Sermon for September 19, 2021             17 after Pentecost “Love the Lord your God with all your Heart”

“Hear, O Israel: The Lord is our God, the Lord alone. You shall love the Lord your God with all your heart, and with all your soul, and with all your might.” Deut 6:4-5 Is known as the Shema and one of the if not the most sacred text of the Hebrew tradition and one that formed the wisdom of Jesus. It would have been a prayer that was spoken each day or many times each day. The Hebrew life is filled with ceremony, ritual and tradition that has been lost in 21st century Christianity but is still vital for the Jewish people.

If there is no other prayer for you this week, may I suggest that you say with intention, out loud or to yourself each day; I will love the Lord my God with all my heart.

To hear has not lost its impact over the millennia. For the people of Moses day, it was a call to obey, the town criers of old used ‘hear ye, hear ye’ to call the people to pay attention and in our day to hear is to listen with intent and purpose. So when the words ‘Hear O people of God’ are spoken it is a call to pay attention, to listen and to heed.

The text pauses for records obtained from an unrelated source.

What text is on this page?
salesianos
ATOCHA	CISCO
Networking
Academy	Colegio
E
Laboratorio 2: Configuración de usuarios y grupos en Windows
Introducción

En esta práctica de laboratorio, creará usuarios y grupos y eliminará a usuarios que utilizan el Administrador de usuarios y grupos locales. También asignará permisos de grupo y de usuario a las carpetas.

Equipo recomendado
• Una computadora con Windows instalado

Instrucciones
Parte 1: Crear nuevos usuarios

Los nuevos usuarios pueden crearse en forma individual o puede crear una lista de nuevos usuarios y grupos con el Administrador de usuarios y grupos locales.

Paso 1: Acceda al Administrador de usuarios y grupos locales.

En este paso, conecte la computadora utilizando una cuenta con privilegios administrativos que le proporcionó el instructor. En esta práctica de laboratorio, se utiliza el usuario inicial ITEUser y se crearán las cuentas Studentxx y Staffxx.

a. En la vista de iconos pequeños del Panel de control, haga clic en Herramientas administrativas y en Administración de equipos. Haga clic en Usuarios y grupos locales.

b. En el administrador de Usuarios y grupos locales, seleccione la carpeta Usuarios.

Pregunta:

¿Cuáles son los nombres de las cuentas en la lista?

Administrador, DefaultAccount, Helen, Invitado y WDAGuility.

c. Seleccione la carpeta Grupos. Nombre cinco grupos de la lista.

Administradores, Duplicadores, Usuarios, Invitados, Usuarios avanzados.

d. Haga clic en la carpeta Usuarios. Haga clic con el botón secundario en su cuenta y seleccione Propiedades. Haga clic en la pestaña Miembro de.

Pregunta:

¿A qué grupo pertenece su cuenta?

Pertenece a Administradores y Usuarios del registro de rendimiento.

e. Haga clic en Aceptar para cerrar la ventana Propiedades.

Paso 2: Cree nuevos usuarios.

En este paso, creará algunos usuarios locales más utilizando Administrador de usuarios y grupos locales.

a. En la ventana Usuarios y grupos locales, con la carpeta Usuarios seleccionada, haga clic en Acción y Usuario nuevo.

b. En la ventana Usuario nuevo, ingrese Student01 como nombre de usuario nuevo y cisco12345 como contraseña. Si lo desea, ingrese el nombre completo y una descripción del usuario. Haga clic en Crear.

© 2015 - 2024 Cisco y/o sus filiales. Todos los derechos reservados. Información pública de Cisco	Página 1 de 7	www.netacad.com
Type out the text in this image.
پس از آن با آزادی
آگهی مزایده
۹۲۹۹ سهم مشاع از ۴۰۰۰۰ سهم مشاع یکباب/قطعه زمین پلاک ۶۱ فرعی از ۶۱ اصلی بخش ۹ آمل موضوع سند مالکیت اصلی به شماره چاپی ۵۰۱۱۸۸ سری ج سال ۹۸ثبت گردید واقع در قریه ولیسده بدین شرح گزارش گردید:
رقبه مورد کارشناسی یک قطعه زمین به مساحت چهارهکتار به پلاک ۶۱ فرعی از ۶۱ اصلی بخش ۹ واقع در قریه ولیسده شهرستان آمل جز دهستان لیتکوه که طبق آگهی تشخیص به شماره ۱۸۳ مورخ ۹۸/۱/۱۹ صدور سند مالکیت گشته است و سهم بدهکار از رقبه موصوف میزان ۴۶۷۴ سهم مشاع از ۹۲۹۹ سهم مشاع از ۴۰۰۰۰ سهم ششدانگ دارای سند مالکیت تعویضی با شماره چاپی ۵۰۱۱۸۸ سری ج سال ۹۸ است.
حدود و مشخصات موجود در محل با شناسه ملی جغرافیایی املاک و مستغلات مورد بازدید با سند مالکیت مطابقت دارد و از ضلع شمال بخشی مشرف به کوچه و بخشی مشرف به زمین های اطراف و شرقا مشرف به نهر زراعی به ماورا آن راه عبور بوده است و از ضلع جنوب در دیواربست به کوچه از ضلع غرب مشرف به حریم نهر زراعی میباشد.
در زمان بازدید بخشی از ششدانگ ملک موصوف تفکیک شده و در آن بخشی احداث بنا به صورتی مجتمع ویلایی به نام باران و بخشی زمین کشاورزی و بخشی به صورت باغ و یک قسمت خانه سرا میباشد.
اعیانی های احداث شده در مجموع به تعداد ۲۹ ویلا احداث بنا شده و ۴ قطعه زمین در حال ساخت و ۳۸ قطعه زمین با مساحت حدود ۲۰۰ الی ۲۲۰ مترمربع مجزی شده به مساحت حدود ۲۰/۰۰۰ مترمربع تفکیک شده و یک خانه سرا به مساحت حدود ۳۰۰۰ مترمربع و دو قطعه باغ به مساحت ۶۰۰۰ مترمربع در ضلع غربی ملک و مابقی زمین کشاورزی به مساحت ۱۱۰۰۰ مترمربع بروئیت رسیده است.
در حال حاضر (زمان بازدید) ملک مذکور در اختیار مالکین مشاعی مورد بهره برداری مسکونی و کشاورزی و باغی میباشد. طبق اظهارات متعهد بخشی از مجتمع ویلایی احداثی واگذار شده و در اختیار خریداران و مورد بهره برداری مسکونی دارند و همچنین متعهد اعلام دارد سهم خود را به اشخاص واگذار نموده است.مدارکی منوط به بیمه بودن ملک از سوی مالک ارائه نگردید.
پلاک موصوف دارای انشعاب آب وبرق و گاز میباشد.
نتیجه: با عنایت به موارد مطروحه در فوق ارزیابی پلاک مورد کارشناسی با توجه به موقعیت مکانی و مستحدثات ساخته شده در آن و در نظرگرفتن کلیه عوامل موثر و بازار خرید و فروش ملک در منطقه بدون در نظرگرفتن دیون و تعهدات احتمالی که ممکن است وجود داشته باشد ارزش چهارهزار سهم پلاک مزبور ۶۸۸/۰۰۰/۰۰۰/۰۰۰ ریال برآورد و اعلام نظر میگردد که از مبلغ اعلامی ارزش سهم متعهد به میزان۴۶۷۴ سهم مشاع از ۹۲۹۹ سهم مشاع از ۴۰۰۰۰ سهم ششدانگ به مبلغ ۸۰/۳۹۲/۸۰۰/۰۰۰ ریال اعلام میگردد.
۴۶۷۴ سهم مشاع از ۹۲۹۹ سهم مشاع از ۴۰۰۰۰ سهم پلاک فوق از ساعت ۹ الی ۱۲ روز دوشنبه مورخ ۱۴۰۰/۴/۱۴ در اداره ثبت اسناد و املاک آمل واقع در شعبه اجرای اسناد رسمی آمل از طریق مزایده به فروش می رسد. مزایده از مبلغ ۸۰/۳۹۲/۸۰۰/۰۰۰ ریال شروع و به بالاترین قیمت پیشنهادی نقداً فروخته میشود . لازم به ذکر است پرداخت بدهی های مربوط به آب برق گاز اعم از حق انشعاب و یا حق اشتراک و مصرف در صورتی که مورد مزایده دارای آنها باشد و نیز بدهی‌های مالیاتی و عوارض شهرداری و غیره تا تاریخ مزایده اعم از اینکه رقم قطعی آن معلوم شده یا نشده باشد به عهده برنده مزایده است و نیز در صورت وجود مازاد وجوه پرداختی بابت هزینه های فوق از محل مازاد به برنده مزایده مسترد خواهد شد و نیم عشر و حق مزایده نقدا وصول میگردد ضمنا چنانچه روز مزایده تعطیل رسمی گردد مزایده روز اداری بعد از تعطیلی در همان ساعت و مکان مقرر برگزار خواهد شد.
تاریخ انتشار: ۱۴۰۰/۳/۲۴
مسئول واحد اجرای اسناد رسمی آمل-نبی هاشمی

For Moses, when he said to love the Lord with all your heart it was understood to be with all your knowing, feeling, and willing. That is a powerful and all encompassing way to love God. It meant that there was no part of your day that was separate from God, no thought that God did not hear and no intention that was un-noticed. It was just how the people of God lived and it was not an intrusion…it was a gift.

I am not sure what has happened in the past hundreds of years but it seems more and more that loving God is what Christians do when it is convenient. We call on God as if God is a magic elixir when all our resources are depleted. I know it is harsh to hear especially on a Sunday when we are beginning a four-week celebration of God. It is necessary to hear so that we can reclaim some of the ancient and true meaning of what it is to love God.

We celebrate that God has always been intricately woven into our lives whether we notice or acknowledge God or not. The we, all humans, are created in the image and likeness of God and that image is imprinted right into our DNA. So the psalmist and Gospel writers who penned ‘there is no height nor depth, no width or length, no place we can go or be, physically, mentally or spiritually where God is not’.

When Jesus invites us to follow, it is not from some distant place, it is from within, from our heart. For that is what Jesus is wanting of us…our heart. To love God/Jesus with all our heart, with all our knowing, feeling and willing. Then we can be aware of the light and love that has always surrounded us and celebrate. For there is great celebration when one comes to the belief that Jesus loves them and they turn their heart to Jesus.